そう決意した私は、スカートの中に手を入れて自分のパンツを脱いだ。それは、お気に入りのイチゴ柄のパンツだった。
「……ッ!」
真ちゃんが何かを言おうとして呻いた。私はまた罵られるかと思い、すばやくイチゴパンツを真ちゃんにはかせると、真ちゃんの顔も見ずにウンチの付いたパンツをつまんで一目散に家に走って帰ったのだ。
お気に入りのイチゴのパンツをあげてしまうのは、ちょっと悲しかったんだけど……。
でもそれ以上に、おじいちゃんのせいで真ちゃんが悲しい目に遭うのが嫌だった。おじいちゃんが悪いのは、私が悪いのと同じことだ。
当時は、真ちゃんの目が、私を睨み付けるその目がとても恐かった。
真ちゃんがサッカーを始めたのもその頃だった。
下手くそだった真ちゃんがランニングを始め、体力をつけていって地元小学生チームのレギュラーに登りつめた。
今の真也だって、私の目から見てもかなり努力している方だと思う。それなのに今アイツは、おじいちゃんの発明のせいでレギュラーを外されそうになっている。
『お前のじいちゃんがいけないんだぞ!』
小学生の頃のアイツだったら、私に向かってきっとそう叫んでいただろう。
それなのに今のアイツは、私に一言も文句を言わずに黙々と頑張っている。
――なんとかしてあげたい。
私は、イチゴのパンツを脱いだあの時の気持ちを思い出していた。
それでは一体どうしたらいいのだろう?
ブリブアシステムの仕組みは分かった。
その仕組みを参考にすると、ブリブアのカウント数を上げるためにはアレが激しく揺れるようにすればいい――って、私がそんなこと分かるわけないじゃん!

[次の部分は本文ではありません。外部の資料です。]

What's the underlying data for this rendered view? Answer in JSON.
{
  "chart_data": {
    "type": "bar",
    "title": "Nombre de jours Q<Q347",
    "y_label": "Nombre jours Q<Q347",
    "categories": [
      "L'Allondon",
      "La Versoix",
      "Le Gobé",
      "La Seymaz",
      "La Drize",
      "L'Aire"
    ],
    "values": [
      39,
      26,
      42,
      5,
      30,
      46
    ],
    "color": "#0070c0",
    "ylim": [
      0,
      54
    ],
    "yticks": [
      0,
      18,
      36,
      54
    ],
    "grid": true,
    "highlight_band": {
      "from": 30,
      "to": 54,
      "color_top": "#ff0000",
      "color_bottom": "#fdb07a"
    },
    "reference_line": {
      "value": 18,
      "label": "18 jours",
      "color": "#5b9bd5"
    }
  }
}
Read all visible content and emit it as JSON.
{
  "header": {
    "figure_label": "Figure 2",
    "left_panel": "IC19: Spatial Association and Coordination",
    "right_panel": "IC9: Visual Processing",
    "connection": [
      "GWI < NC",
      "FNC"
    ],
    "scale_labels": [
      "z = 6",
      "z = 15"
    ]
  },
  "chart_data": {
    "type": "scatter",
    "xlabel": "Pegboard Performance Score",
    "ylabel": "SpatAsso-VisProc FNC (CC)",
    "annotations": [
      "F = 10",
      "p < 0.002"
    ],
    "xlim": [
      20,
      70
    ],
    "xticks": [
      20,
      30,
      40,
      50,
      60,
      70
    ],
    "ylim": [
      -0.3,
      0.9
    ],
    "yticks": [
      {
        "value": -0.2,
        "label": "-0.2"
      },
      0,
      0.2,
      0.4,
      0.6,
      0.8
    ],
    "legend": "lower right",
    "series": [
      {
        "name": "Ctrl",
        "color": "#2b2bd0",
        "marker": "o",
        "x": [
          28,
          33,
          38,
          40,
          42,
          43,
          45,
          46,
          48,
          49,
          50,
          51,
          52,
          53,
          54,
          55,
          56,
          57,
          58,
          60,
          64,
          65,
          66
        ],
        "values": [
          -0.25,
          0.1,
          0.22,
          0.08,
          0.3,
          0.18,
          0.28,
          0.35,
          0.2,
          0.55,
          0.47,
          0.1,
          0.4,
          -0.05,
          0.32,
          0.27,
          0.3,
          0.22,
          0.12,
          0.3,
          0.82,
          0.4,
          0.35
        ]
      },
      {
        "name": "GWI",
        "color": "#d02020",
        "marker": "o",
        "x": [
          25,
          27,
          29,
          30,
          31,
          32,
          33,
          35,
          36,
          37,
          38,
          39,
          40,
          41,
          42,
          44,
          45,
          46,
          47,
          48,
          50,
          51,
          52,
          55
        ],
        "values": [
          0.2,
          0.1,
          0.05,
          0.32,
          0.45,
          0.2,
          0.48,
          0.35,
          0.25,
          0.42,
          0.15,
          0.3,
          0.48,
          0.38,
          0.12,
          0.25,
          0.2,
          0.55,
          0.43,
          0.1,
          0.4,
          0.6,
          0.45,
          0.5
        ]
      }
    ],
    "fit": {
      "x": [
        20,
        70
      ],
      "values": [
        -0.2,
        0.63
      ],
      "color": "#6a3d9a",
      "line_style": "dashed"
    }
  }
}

もしかして、真也のアレって揺れにくい構造になっているとか?
でもそれって、どういうこと……?
私は、部員のカウント数を記録しているノートの端に『振り子』と書いた。
キーワードは『振り子』だ。
振り子の仕組みがわかれば、この問題が解けるかもしれない。
私は自分に物理の素養がないことを恨んだ。かと言って、この件に限っては物理が分かる人に聞くわけにもいかない。
とその時、私の頭に何かが閃いた。
――成長が原因なのか?
もしかしてアレが重くなったから揺れにくいのでは?
小学生の頃見たアレなら、プラプラと沢山揺れるような気がする。
でもそれが揺れにくくなってしまったのは、成長して重くなってしまったからなんじゃないだろうか?
もしそうなら納得がいくような気がする。
私はそのアイディアを忘れないように、ノートの『振り子』のメモの下に『重い振り子は揺れにくい?』と付け足した。他の人が見てもアレのこととは分からないように。
しかしこのメモがさらなる悲劇を生むとは、その時の私は知る由も無かった。